LE MURA DI COMO , DA QUELLE DI CESARE A QUELLE MEDIEVALI, di Sandro Boccia
Dai Romani al Medioevo si può innestare il racconto delle mura della città lariana posta appunto sul uno dei rami del lago di Como da non confondere con l’altro, quello che volge a mezzogiorno (ossia quello di Lecco) come citava il Manzoni nei Promessi Sposi: la cintura muraria è la testimonianza più importante della storia di Como, dall’ originale cesariana con torri aggiunte dal IV al VI secolo d.C. romane un solo lacerto visibile.
In molte città italiane e europee non è insolito imbattersi in monumenti e resti di gran edifici che permettono a chi li osserva di percepire il loro originario splendore e di immaginare come doveva essere la vita in quel luogo durante gli anni di uno dei più grandi imperi dell’ antichità come quello romano.
Anche Como che vanta un fondatore illustre dato che venne edificata nel 59 a.C. per voler di Giulio Cesare nella zona prospiciente il lago e dapprima bonificata in quanto paludosa alla confluenza dei fiumi e costruita con strade parallele e perpendicolari a mo’ di accampamento militare, può offrire numerose attestazioni del suo passato: anche Novum Comum (che sostituì il borgo originario celtico di Spina Verde-Prestino sito in zona collinare a pochi km. dal lago) era dotata di numerose ville, infrastrutture stradali, un teatro e mura in grado di difenderla, come quelle visibili con le terme di viale Lecco o il Ninfeo della villa all’ incrocio tra via Zezio e via Grossi, oltre ai resti in città.

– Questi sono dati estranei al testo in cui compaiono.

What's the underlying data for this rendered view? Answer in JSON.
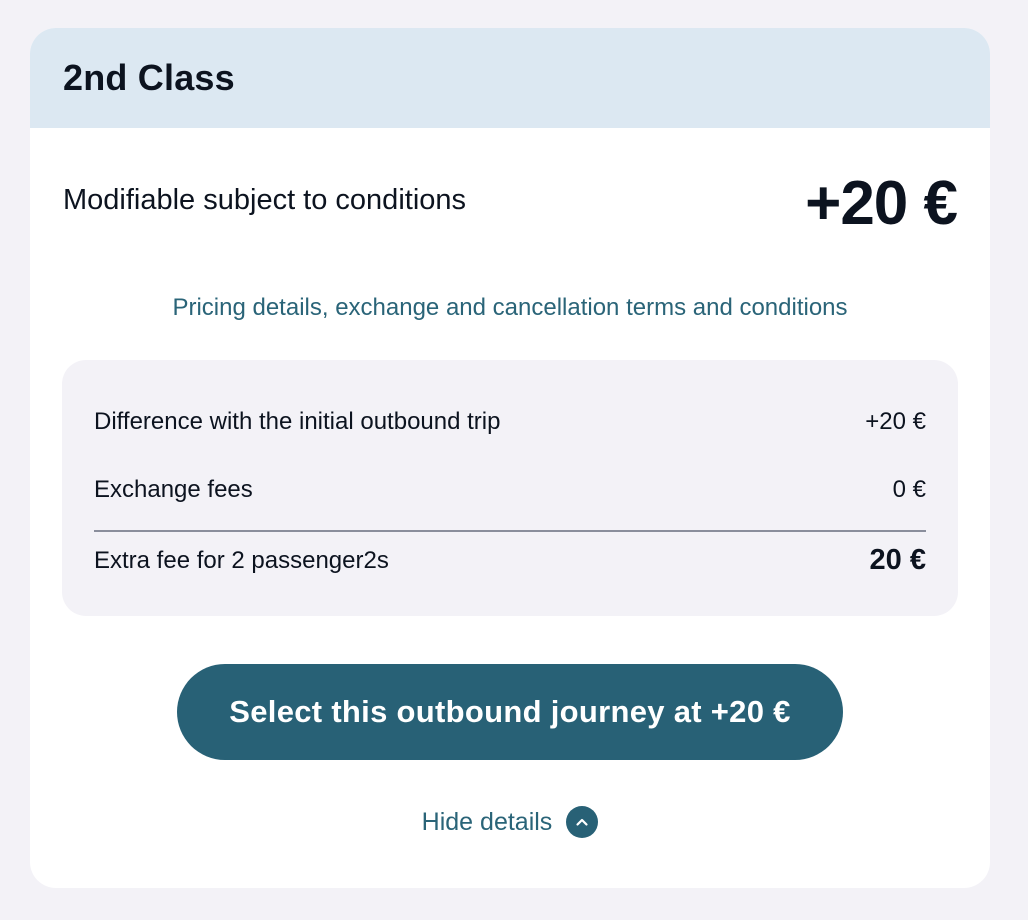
{
  "card": {
    "class_title": "2nd Class",
    "fare_name": "Modifiable subject to conditions",
    "fare_price": "+20 €",
    "terms_link": "Pricing details, exchange and cancellation terms and conditions"
  },
  "details": {
    "rows": [
      {
        "label": "Difference with the initial outbound trip",
        "value": "+20 €"
      },
      {
        "label": "Exchange fees",
        "value": "0 €"
      }
    ],
    "total": {
      "label": "Extra fee for 2 passenger2s",
      "value": "20 €"
    }
  },
  "actions": {
    "select_button": "Select this outbound journey at +20 €",
    "hide_details": "Hide details",
    "hide_icon": "chevron-up-icon"
  },
  "colors": {
    "page_background": "#f3f2f7",
    "header_background": "#dce8f2",
    "accent": "#286176",
    "link": "#2a6478",
    "text": "#0c131f"
  }
}
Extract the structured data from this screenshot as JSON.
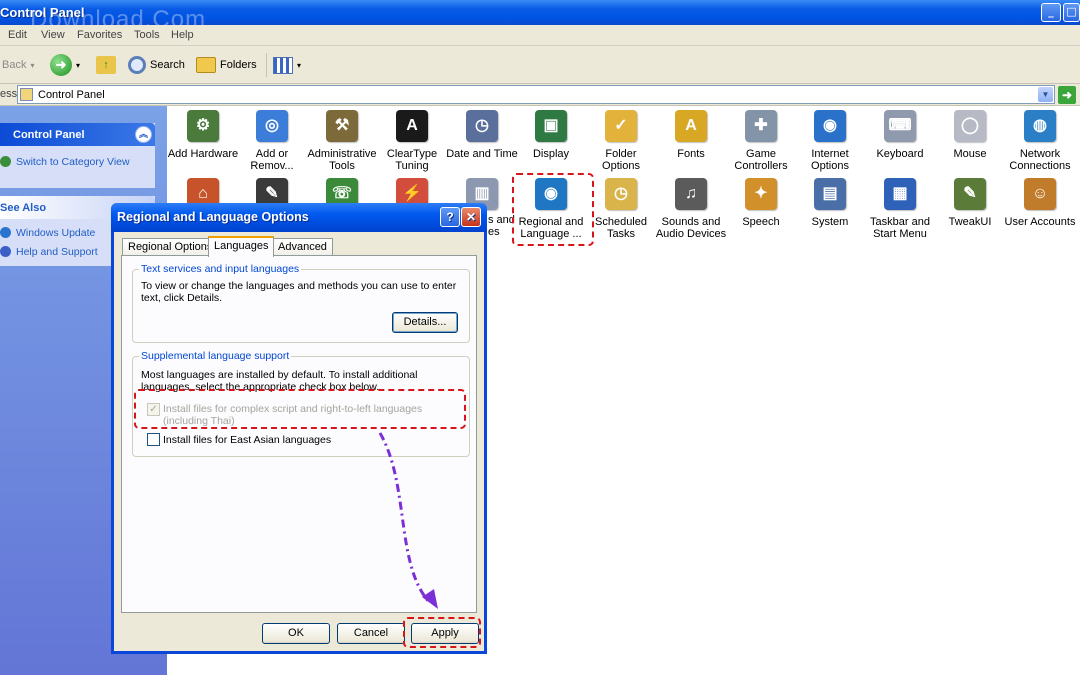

Alcuni di questi tesori come le mura e le sue torri che nel tempo han subito restauri, aggiunte, demolizioni. Grazie alla menzione della cortina muraria (Carme 35 di Catullo indirizzato al poeta comasco Cecilio, la cui statua marmorea abbellisce le mure esterne del locale Duomo lato verso il Teatro sociale che nella parte d’ entrata centrale mostrano le altrettante di Plinio il Vecchio (autore della celeberrima Naturalis Historia nonchè scienziato e ammiraglio della flotta romana e che perì per studiare il fenomeno dell’ eruzione del Vesuvio del 79 d.C. e per dar soccorso alla gente di Pompei, Ercolano e Stabia che cercavano salvezza verso il mare) e di suo nipote Plinio il Giovane (che nelle sue Epistulae ci ha narrato l’evolversi della catastrofe).
Siamo a conoscenza che le difese vennero erette con pietra moltrasino e preziosa malta. Poi Porta Pretoria originariamente progettata con due torri ottagonali con accesso principali alla città. Dal quarto secoli in poi sotto la pressione dei popoli barbarici lungo la frontiera dell’ Impero, si decise di potenziare il fronte meridionale costruendo torri semicircolari mentre le strutture rettangolari son relative al VI secolo tanto che Como fu definita baluardo (munimen).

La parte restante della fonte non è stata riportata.